Teaching the tools of foreign language
By Matt Perkins/Daily News staff
Thursday, March 15, 2007 - Updated: 12:40 AM EDT
 

Hola from Our Lady's

WALTHAM - Students at a local parochial school next fall will begin studying Spanish, taking steps toward entering a larger world by becoming bilingual. "I feel that children learn language in their early years," said Our Lady Principal Chandra Minor. "It also instills in them an appreciation for the global world. I think we really have to be attuned to language."Minor said the school decided on teaching Spanish after surveying the community and speaking with parents and students."Spanish was the language that they could most readily use at this point in time," she said. "There is a potential for other languages in the future."

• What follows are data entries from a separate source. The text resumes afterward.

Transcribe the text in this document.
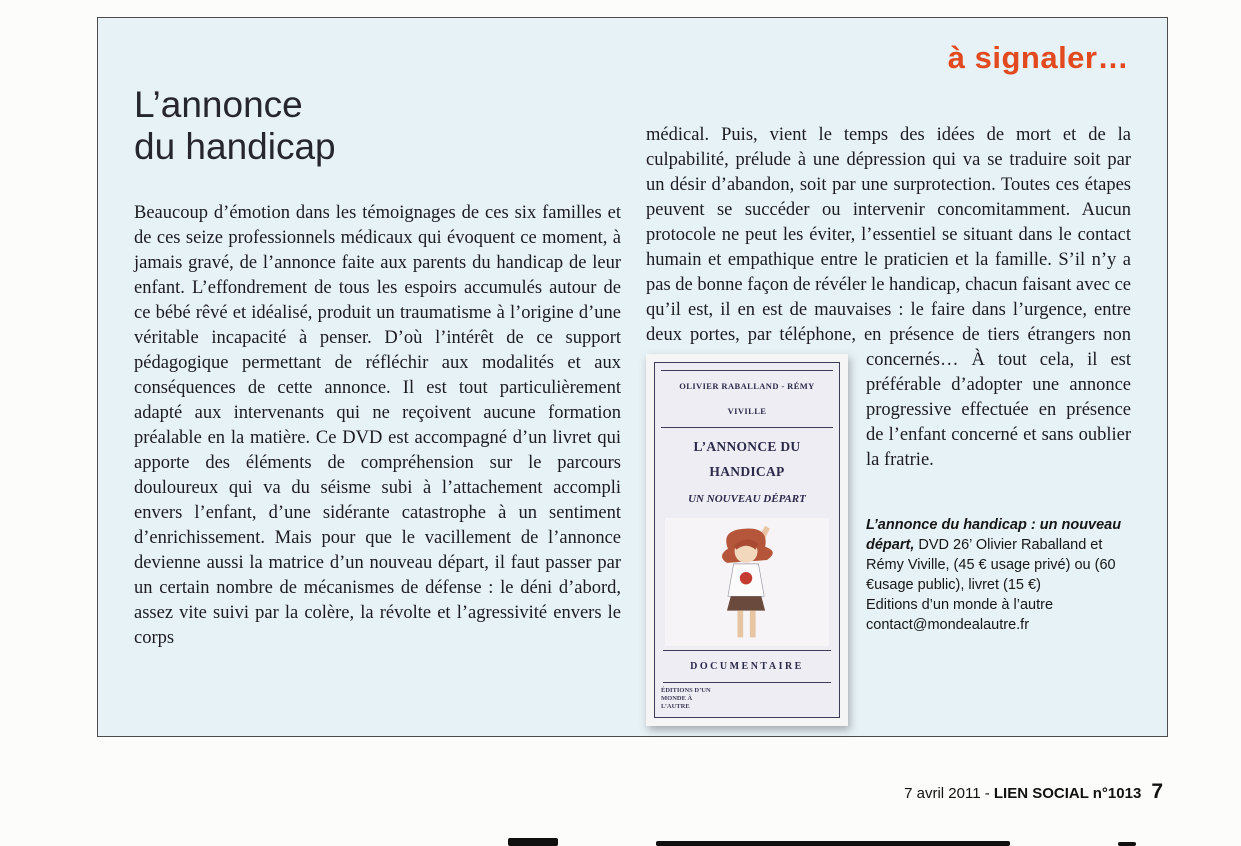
à signaler…
L’annonce
du handicap
Beaucoup d’émotion dans les témoignages de ces six familles et de ces seize professionnels médicaux qui évoquent ce moment, à jamais gravé, de l’annonce faite aux parents du handicap de leur enfant. L’effondrement de tous les espoirs accumulés autour de ce bébé rêvé et idéalisé, produit un traumatisme à l’origine d’une véritable incapacité à penser. D’où l’intérêt de ce support pédagogique permettant de réfléchir aux modalités et aux conséquences de cette annonce. Il est tout particulièrement adapté aux intervenants qui ne reçoivent aucune formation préalable en la matière. Ce DVD est accompagné d’un livret qui apporte des éléments de compréhension sur le parcours douloureux qui va du séisme subi à l’attachement accompli envers l’enfant, d’une sidérante catastrophe à un sentiment d’enrichissement. Mais pour que le vacillement de l’annonce devienne aussi la matrice d’un nouveau départ, il faut passer par un certain nombre de mécanismes de défense : le déni d’abord, assez vite suivi par la colère, la révolte et l’agressivité envers le corps
médical. Puis, vient le temps des idées de mort et de la culpabilité, prélude à une dépression qui va se traduire soit par un désir d’abandon, soit par une surprotection. Toutes ces étapes peuvent se succéder ou intervenir concomitamment. Aucun protocole ne peut les éviter, l’essentiel se situant dans le contact humain et empathique entre le praticien et la famille. S’il n’y a pas de bonne façon de révéler le handicap, chacun faisant avec ce qu’il est, il en est de mauvaises : le faire dans l’urgence, entre deux portes, par téléphone, en présence de tiers étrangers non concernés… À tout
OLIVIER RABALLAND - RÉMY VIVILLE
L’ANNONCE DU HANDICAP
UN NOUVEAU DÉPART
DOCUMENTAIRE
ÉDITIONS D’UN MONDE À L’AUTRE
cela, il est préférable d’adopter une annonce progressive effectuée en présence de l’enfant concerné et sans oublier la fratrie.
L’annonce du handicap : un nouveau départ, DVD 26’ Olivier Raballand et Rémy Viville, (45 € usage privé) ou (60 €usage public), livret (15 €)
Editions d’un monde à l’autre
contact@mondealautre.fr
7 avril 2011 - LIEN SOCIAL n°1013 7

Our Lady's pastor, the Rev. Sean McCarthy, said having younger students learn the language benefits not only the students, but to the community as a whole.   "It's an important component," he said, "because our culture  now is completely multi-lingual. Waltham has a growing Latino community." 

Spanish is now taught to seventh- and eighth-graders.Three teachers will run the program, Minor said, with one in pre-kindergarten, one in kindergarten through fifth grade and one teaching middle school students. All three teachers, whose names have not yet been released, are bilingual themselves. 

McCarthy said teaching foreign languages to students at such an early age is unusual.  "It's pretty uncommon in any school, let alone a Catholic school," he said. "And we're an uncommon school."

St. Jude School, Waltham's other Catholic elementary and middle school, recently implemented a foreign language program, but not for students younger than sixth grade.   "We implemented the junior high Spanish program in the fall," said St. Jude Principal Sister Katherine Martin. There are no plans to teach foreign language to elementary students, she said.

Our Lady's Minor said teaching Spanish is part of a series of current and proposed ideas to make the school unique.   "The Spanish just broadens their educational field," she said.   The school also has a program that allows students who are excelling in certain subjects to take course at higher grades, she said.

"This school is on the cutting edge to everything we're doing here," Minor said.   A reading and a writing coach provides lessons for faculty members, who then do lessons and get feedback on their own instruction.   Minor said the faculty-coaching, called the Collaborative Coaching and Learning, is vital for both the teachers, as well as the students in the long run.

"Unless you invigorate the faculty, unless their skills are fine-tuned, it's not going to translate into good instruction," she said. "The benefactors of this professional development are the children, and that's the bottom line." "Our motto is, we're a school on the move. And our goal is to be the best elementary school, period. And we're putting everything in place to get there."